HiRISE scientists at the UA’s Lunar and Planetary Lab also looked at the surface of Mars described in the book and found that the author’s assumptions about the landscape and geology were not always accurate, Chojnacki said.
What was described in the book as flat and barren was “in reality very rugged and rough,” he said.
After that discrepancy was described on the HiRISE website, Weir reached out to HiRISE principal investigator Alfred McEwen and asked if it would be possible to image some of the landmarks from his novel. Using coordinates provided by the author, the team was able to take images of the fictional landing sites and the route Watney took on a Martian road trip.
Those images and some captions, written jointly by Weir and McEwen, are posted on the HiRISE website.
The HiRISE camera can resolve objects smaller than a meter and show what the landscape would look like if you were standing on the surface.
Chojnacki and his colleagues enjoyed the book and praised its overall realism. Chojnacki particularly enjoyed the author’s description of the long rover rides the main character was taking.
“It would be monotonous and boring as hell,” Chojnacki said.
Space spuds
One of the largest challenges Watney experiences in the story is the lack of food on Mars. His team’s original mission was to be on the Martian surface for one month, and Watney soon realizes he would starve before NASA could rescue him. Being a botanist, he transforms his living space into a potato farm.
“(The potatoes) would have never grown very much with that low light,” said Gene Giacomelli, co-principal investigator of the UA’s Mars-Lunar Greenhouse Project and director of the Controlled Environment Agriculture Center.
Giacomelli and his co-investigator, Roberto Furfaro, director of the UA Space Systems Engineering Lab, are trying to create self-sustained modules that can provide for astronauts on distant worlds.
Giacomelli said the module is “an automatic life-support system. You put plants in it, turn on the lights, and it gives you oxygen, fresh water and food.”
The greenhouse project is entirely hydroponic, so the researchers do not have to struggle with the complexities of soil, as Watney did in “The Martian.”
Giacomelli and Furfaro have also created solar concentrators that concentrate light for plants in the wavelengths in which they grow best.

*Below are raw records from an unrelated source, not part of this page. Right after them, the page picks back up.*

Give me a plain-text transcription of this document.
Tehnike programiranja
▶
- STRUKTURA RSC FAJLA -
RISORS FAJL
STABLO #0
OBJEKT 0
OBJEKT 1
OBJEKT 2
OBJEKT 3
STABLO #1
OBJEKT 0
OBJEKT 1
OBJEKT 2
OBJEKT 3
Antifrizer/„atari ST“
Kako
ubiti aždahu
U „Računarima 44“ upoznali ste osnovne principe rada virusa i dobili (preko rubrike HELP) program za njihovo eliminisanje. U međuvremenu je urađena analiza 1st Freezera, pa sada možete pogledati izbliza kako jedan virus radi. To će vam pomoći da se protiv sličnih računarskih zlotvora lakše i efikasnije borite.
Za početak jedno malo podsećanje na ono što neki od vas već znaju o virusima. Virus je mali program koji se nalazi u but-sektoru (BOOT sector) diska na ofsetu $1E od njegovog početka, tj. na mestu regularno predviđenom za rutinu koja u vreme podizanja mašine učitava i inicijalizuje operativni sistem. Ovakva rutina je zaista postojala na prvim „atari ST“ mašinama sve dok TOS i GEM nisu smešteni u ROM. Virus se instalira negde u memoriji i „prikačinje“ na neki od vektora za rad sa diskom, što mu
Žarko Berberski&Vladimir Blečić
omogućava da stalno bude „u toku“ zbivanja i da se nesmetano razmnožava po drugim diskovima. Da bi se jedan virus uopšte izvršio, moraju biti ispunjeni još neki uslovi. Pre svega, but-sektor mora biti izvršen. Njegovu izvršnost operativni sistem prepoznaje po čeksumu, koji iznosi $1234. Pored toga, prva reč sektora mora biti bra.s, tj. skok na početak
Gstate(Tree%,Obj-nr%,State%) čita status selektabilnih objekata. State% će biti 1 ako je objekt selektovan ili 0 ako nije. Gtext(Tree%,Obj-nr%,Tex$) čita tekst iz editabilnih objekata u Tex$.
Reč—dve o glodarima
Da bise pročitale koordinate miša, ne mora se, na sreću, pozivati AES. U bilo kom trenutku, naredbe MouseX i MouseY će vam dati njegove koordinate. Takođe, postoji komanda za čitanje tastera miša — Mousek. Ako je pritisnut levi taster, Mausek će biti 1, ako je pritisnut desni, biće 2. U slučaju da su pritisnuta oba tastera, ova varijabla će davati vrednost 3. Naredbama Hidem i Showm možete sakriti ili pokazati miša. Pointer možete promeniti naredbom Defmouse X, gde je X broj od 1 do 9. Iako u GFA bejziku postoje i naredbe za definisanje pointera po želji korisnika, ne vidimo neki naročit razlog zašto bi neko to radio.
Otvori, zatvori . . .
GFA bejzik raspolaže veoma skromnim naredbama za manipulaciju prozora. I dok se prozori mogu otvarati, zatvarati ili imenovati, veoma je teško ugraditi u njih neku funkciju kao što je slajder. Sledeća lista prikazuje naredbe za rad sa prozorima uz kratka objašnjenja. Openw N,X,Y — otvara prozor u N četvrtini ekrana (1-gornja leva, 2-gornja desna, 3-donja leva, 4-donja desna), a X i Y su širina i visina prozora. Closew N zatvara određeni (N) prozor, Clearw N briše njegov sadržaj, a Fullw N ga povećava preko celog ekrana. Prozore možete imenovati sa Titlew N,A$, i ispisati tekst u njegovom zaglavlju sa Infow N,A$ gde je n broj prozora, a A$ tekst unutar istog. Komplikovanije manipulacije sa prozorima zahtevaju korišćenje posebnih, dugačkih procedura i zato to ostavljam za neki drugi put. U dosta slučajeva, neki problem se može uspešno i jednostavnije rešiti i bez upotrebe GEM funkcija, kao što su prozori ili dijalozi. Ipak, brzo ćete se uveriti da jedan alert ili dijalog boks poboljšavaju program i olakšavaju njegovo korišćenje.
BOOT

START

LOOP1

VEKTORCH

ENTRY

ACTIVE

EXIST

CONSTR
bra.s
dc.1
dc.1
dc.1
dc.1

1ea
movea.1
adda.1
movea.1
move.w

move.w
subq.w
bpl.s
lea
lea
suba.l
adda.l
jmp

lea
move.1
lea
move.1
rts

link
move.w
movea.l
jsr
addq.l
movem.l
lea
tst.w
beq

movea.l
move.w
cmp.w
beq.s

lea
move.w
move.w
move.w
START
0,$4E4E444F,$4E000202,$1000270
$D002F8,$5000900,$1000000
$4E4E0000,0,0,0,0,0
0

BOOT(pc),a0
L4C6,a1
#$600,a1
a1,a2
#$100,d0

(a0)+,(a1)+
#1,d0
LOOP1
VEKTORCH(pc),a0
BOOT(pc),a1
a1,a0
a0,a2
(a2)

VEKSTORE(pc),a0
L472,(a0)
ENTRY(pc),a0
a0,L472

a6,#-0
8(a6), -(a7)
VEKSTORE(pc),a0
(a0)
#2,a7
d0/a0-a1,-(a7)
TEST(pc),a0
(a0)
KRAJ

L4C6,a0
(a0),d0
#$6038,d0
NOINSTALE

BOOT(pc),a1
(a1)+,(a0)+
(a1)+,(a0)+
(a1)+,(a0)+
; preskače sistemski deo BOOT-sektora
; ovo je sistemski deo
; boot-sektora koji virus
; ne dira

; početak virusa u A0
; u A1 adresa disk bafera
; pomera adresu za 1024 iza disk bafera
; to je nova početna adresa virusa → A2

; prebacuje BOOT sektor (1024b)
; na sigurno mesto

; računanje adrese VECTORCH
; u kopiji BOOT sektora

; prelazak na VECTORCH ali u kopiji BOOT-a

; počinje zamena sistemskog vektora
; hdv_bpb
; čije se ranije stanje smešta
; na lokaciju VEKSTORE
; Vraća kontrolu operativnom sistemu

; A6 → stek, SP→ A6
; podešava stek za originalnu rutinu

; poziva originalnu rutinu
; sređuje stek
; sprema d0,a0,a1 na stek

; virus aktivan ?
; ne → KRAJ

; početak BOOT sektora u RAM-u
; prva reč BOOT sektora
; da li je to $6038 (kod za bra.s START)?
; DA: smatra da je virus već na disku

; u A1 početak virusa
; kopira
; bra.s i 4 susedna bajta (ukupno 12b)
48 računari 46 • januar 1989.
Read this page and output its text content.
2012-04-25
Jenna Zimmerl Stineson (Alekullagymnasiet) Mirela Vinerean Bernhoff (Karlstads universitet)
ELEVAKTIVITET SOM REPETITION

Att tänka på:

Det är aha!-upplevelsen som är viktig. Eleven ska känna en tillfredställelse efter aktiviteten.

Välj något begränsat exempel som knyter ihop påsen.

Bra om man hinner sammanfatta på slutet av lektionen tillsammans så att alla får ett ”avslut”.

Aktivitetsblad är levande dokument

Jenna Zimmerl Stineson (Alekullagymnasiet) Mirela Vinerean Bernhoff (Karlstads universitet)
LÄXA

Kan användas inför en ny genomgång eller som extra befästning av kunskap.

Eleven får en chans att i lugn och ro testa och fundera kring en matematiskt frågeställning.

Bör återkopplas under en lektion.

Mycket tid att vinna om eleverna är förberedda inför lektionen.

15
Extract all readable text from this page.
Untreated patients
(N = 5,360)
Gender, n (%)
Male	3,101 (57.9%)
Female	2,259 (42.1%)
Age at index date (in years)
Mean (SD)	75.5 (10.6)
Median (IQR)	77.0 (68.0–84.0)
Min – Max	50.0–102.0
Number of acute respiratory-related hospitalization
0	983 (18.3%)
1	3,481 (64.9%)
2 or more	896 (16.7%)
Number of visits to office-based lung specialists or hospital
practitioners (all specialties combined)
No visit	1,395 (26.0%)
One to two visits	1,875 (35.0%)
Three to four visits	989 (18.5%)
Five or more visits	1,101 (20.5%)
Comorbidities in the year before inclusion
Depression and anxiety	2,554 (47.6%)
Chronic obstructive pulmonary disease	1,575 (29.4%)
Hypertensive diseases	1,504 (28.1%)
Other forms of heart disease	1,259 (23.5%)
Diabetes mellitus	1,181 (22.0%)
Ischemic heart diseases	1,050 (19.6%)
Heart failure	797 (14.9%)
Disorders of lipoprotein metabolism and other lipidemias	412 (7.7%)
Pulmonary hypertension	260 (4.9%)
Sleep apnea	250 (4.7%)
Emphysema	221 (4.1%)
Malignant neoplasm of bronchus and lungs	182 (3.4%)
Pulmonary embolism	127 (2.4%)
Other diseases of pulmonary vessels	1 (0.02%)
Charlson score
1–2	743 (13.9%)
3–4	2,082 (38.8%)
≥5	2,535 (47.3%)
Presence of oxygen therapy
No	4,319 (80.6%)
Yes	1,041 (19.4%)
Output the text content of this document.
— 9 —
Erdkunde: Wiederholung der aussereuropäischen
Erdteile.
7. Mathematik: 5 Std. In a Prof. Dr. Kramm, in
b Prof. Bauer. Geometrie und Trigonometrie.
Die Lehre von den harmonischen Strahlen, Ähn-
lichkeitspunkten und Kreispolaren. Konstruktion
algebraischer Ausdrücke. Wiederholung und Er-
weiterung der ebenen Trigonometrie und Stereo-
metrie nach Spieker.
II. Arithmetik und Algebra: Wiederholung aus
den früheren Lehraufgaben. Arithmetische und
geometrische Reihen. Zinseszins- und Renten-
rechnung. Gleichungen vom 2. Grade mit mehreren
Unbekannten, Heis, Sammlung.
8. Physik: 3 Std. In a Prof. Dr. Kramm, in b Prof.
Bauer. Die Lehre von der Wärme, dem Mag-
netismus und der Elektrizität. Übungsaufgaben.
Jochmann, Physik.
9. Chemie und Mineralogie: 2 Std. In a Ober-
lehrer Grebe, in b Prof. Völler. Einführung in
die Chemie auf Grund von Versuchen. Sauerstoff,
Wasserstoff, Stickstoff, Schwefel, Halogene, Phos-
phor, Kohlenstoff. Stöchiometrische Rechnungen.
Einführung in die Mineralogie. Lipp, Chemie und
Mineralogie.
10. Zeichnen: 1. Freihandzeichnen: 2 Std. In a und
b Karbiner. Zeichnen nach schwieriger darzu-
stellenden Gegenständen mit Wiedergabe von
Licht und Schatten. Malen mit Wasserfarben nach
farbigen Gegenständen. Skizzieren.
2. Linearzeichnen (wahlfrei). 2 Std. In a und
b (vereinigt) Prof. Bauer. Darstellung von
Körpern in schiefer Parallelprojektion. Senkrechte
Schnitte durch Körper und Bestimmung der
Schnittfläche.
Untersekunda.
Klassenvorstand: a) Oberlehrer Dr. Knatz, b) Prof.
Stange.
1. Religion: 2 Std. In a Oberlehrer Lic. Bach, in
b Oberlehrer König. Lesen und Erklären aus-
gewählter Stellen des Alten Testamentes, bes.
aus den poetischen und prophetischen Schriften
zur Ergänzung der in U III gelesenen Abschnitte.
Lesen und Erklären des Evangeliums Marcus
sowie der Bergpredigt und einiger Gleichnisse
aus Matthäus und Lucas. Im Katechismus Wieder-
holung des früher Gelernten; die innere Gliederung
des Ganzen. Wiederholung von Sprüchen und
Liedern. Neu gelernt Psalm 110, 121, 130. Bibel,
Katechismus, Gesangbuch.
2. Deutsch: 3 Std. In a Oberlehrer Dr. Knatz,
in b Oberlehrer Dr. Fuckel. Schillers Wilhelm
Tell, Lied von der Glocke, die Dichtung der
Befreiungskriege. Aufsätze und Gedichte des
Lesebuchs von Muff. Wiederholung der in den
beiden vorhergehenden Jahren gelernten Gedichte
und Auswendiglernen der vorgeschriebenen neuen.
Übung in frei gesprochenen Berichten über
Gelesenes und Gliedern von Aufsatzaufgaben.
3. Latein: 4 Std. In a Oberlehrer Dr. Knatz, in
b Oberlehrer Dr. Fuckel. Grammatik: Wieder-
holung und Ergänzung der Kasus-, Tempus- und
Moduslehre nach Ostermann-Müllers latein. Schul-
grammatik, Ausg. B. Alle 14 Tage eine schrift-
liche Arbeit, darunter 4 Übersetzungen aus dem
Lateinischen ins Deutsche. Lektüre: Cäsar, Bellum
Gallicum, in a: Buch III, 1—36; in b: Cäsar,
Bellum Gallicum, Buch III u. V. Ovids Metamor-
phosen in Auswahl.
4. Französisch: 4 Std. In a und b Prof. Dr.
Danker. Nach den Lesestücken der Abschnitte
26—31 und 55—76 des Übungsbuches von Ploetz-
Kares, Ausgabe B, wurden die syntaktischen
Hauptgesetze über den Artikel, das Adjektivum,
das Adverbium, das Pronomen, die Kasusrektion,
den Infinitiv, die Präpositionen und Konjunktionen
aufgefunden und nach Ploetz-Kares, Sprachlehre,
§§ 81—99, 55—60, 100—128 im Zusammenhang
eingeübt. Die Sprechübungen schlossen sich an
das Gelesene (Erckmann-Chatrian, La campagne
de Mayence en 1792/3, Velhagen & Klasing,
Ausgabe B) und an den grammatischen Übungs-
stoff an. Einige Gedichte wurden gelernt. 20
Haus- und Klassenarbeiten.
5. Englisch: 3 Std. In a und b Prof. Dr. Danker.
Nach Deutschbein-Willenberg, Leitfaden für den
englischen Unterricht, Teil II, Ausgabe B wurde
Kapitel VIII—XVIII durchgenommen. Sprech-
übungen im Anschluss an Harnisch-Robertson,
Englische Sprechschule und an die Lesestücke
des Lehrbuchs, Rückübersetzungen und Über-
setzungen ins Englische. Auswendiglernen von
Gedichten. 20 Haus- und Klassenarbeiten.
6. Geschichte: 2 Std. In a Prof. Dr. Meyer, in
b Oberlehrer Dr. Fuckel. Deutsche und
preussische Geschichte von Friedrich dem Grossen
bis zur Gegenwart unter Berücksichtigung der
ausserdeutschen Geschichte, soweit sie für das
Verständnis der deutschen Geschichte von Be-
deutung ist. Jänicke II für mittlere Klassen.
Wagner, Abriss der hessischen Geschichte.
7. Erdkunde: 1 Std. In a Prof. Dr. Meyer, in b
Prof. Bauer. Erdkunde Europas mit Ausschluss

“The probability of this man surviving is very small,” Giacomelli said, “(but) there is the potential that he could succeed, and that’s the beauty of it and the intrigue to me as a scientist.”
The ability to grow food on Mars makes longer missions more feasible. Greenhouses could be sent in advance of human missions and activated by robots so there is food waiting when the astronauts arrive, Furfaro said.
“We want to minimize the astronaut’s time in (the greenhouse),” said Giacomelli. “They are supposed to be doing science and engineering, not gardening.”
The team has already shown that they can grow sweet potatoes, basil, strawberries, lettuce, tomatoes, cucumbers, beans and cowpeas in a closed system.
One technical challenge that Furfaro is trying to solve is ensuring the greenhouse always has the materials it needs. If you need fertilizer for your plants on Earth, you can run to the store. On Mars, you have to wait for your composting to be ready so you can reuse inedible plant components and waste as compost.
Furfaro also hopes to optimize the greenhouses and crops so they grow as efficiently as possible. He plans to accomplish this by more experimentation.
“It’s very hard to write equations for this,” Furfaro said.
Furfarro and Giacomelli said the efficient techniques they used in the project are translatable to greenhouses on Earth.
When the project was tested at the South Pole, the fresh food raised morale at the research station, Giacomelli said. He said the technology can be customized for the problem it is solving.
“How this will look on Mars is to be determined,” Furfaro said. The team needs to consider the number of astronauts, materials and mission duration before finalizing a design.
One thing is for sure: It won’t look anything like Watney’s improvised attempt at agriculture.
Patrick O’Connor is a NASA Space Grant undergraduate research scholar.